Burns thought that preservation of local culture was the best hope for encouraging cacao production. Cacao is used extensively in Mayan culture in both food and drink. It is used to make mole sauce and also to prepare a hot drink traditionally consumed at weddings and during the Day of the Dead celebration in early November. Ancient cacao orchards often mark family lineages and clan ties. Burns encouraged everyone to help support local products.

“I recommend you buy some mole at the supermarket and if you have friends that go to Mexico, have them bring you back some tortillas made from cacao and that will help contribute to the local market,” he said.

Chocolate production is not always sweet, however. A story produced by the BBC in August of 2002 exposed child slavery practices on cacao plantations in West Africa, the birthplace of 70 percent of the world’s chocolate. Practices like this can be avoided by consumers demanding that their chocolate be certified fair-trade grown, according to the panel.

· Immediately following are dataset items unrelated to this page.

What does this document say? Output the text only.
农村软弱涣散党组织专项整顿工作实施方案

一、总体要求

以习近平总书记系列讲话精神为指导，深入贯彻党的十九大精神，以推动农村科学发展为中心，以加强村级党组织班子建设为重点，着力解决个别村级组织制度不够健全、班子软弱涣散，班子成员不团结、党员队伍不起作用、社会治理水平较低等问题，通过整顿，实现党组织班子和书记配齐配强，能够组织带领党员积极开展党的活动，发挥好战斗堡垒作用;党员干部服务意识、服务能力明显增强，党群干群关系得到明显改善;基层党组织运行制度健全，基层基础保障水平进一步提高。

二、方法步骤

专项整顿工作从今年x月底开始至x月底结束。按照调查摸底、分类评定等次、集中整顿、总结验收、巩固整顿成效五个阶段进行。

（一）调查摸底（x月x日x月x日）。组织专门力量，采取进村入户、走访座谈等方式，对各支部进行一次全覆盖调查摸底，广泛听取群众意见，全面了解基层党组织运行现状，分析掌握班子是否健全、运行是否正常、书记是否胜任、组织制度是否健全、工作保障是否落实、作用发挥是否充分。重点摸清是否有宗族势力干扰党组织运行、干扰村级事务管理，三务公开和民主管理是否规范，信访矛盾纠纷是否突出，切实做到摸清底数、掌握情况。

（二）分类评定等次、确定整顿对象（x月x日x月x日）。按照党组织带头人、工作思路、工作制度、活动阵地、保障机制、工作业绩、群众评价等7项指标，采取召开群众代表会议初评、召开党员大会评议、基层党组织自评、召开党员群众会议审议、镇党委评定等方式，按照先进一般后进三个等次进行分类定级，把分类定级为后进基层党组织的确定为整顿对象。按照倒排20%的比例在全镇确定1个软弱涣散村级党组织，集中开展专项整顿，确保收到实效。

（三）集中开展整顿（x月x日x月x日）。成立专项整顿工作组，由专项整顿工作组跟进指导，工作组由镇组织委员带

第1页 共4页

According to Putz, fair-trade certification systems are working in South America, but are harder to establish in bigger markets, such as in Africa, without consumer demand. Fair-trade is also limited to policing labor practices alone.

“Fair trade doesn’t address the ecological issues,” Putz said. “What’s needed is other forms of certification that can address biodiversity.”

Panel leader and forest resources and conservation expert Karen Kainer agreed.

“Save the Earth- it’s the only planet with chocolate,” she said.